Steering model identification and control design of autonomous ship: a complete experimental study

Steering ship models are important for the study of autonomous ship manoeuverability and design of ship motion control system. It is always a difficult task to find the mathematical model by first principle as it needs prior knowledge of hydrodynamic derivatives. The input–output-based system identification theory can be used to establish system mathematical models. A solution is offered by developing a Wi-Fi-based self-propelled, autonomous system for a ship model with Internet of Things (IoT) capabilities to perform manoeuvering and seakeeping tests in indoor environment without any complex mechanical structure, viz. following bridge. The developed autonomous on-board system equipped with main computer, suitable electronics, sensors, data acquisition system and Wi-Fi-based communication system. The developed system offers a cost effective, modular and portable solution to perform hydrodynamic studies of different hull form without incorporating major changes in the system. The use of IoT makes the data accessible to a naval architecture in real-time to analyse the motion response of the ship in different wave conditions and enables to implement the digital twin to simulate the real field scenario.

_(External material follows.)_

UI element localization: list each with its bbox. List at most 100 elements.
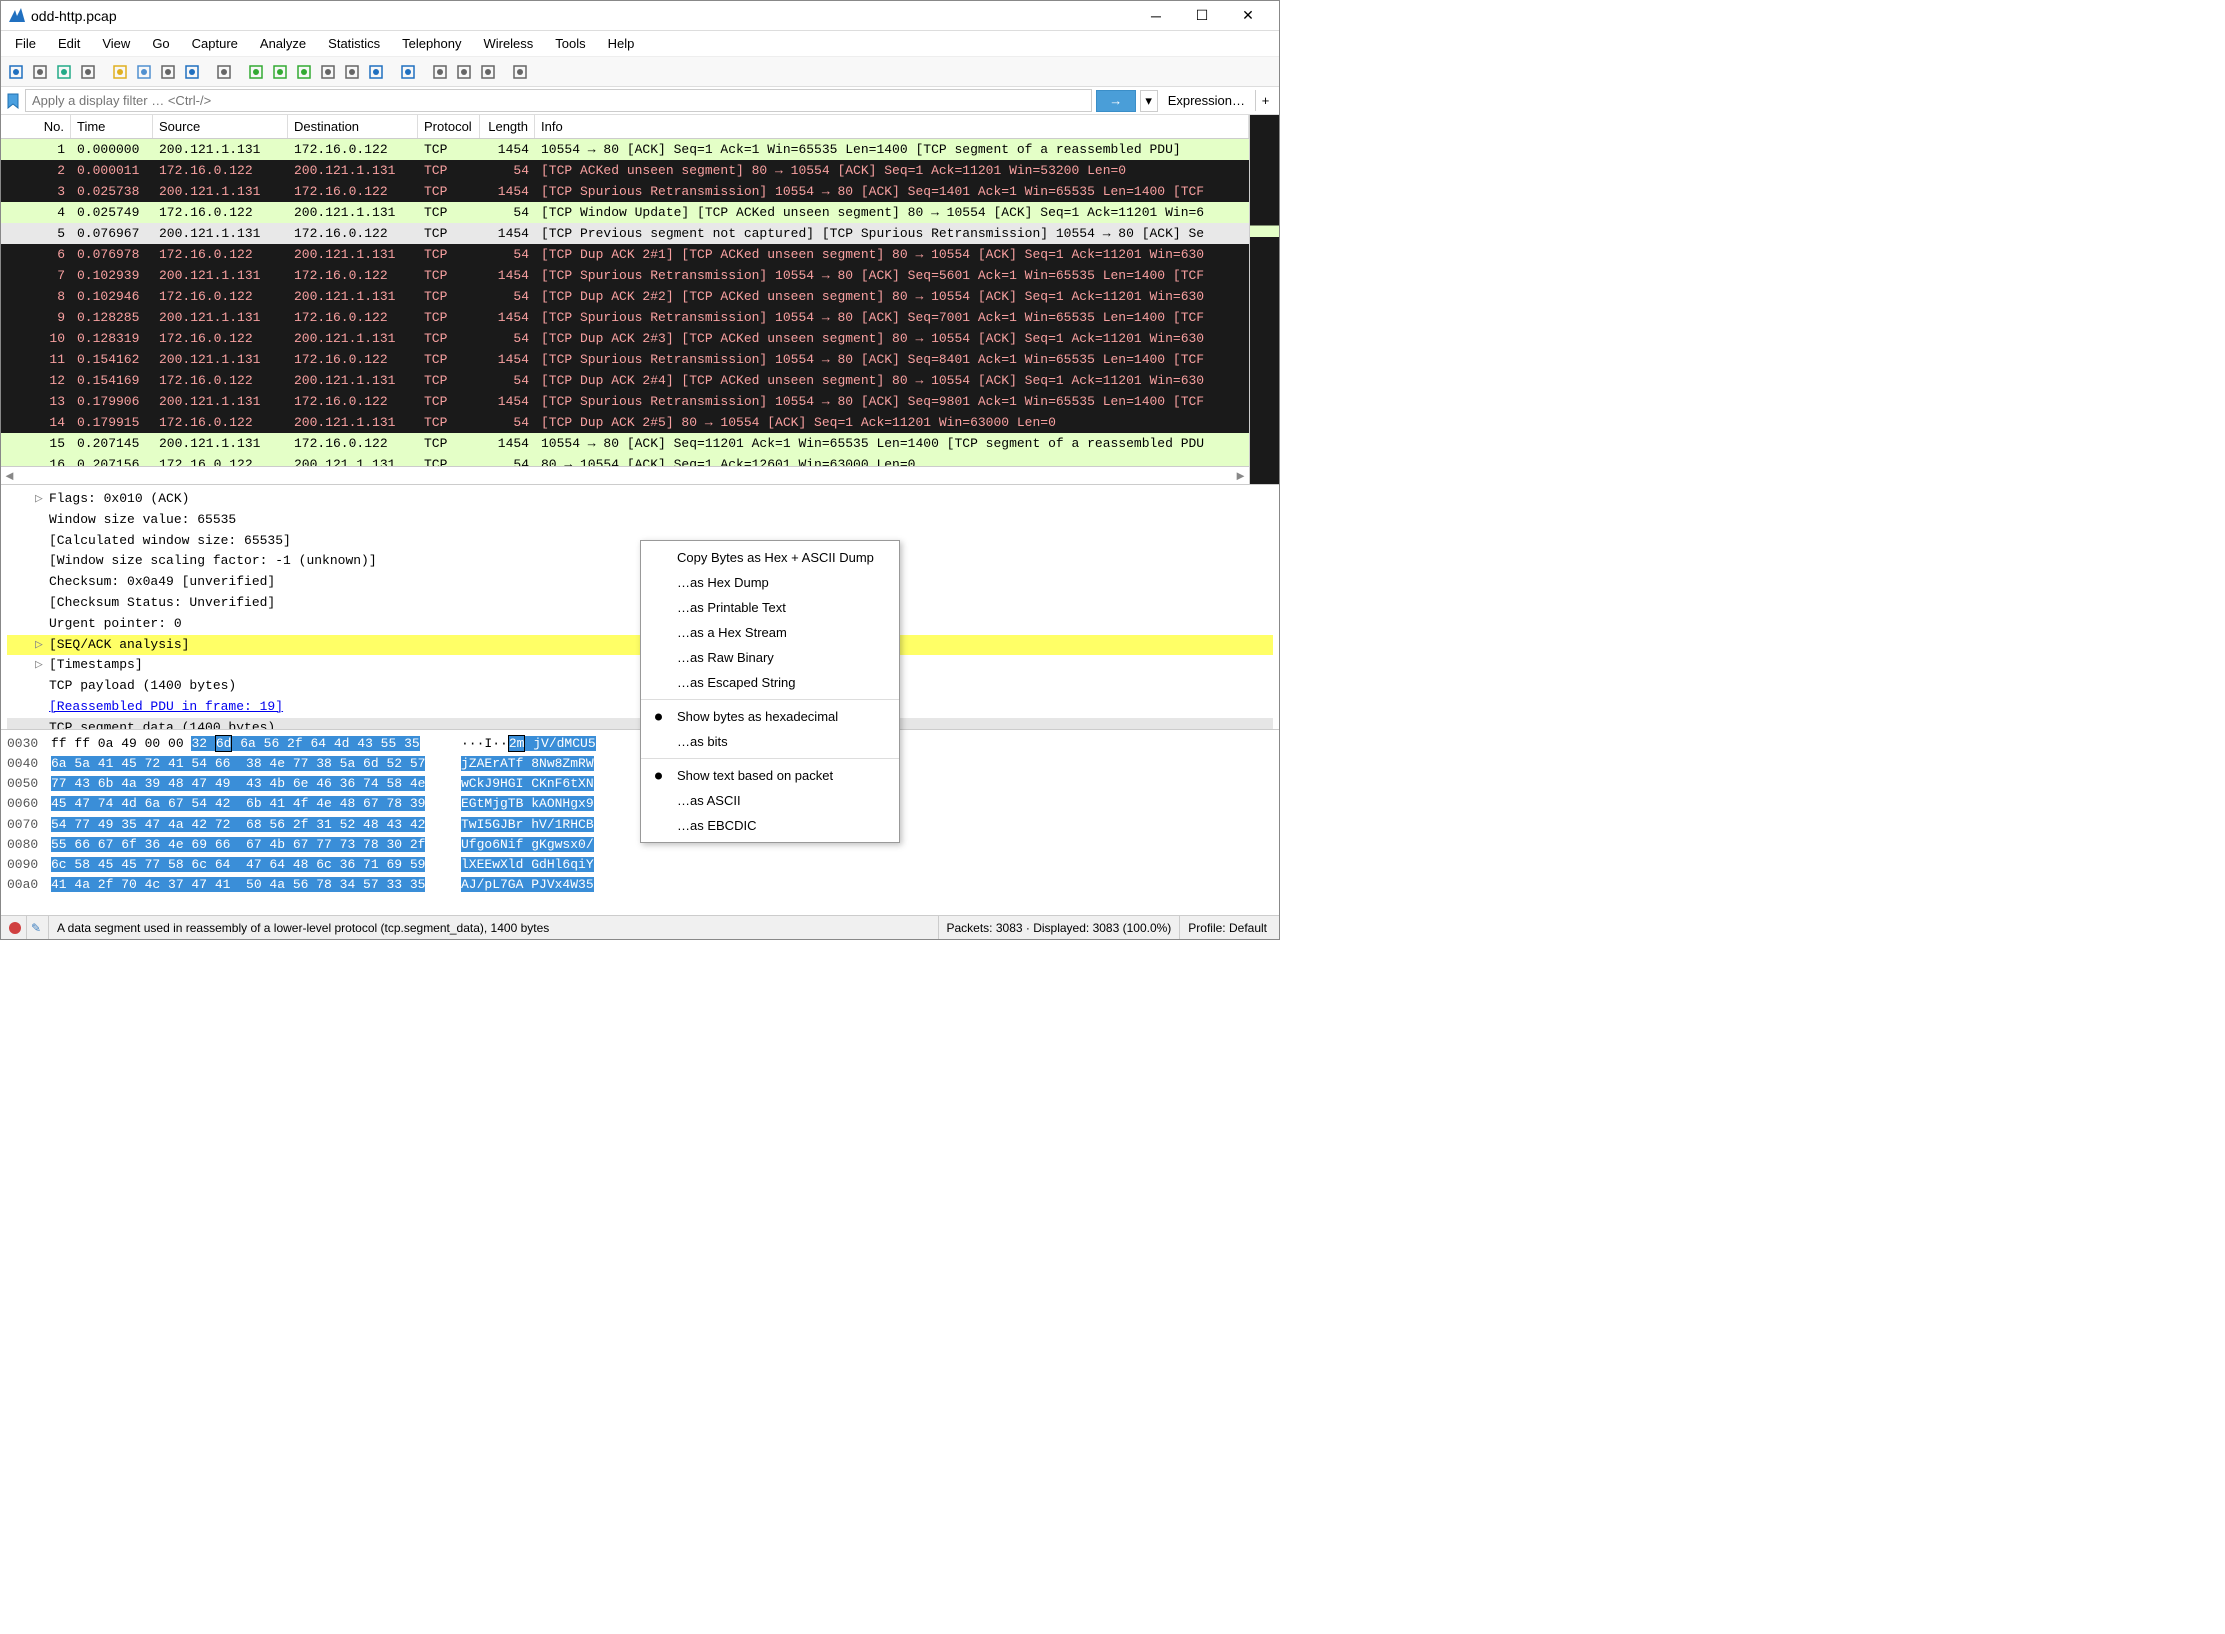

Input–output-based model identification experiments such as turning circle and zig-zag tests are conducted to estimate the first-order steering model parameters and is further extended to design and implementation of a classical proportional–derivative-based steering control. The design is described in this paper with details of implementation on a demonstration oceanographic coastal research vessel. It illustrates the excellent communication between shore station computer and the on-board system on a wire-free model with robust control and exhibiting all the motion behaviour and dynamic effects. Experiments performed in wave basin in different wave conditions validate the efficacy of the proffered method.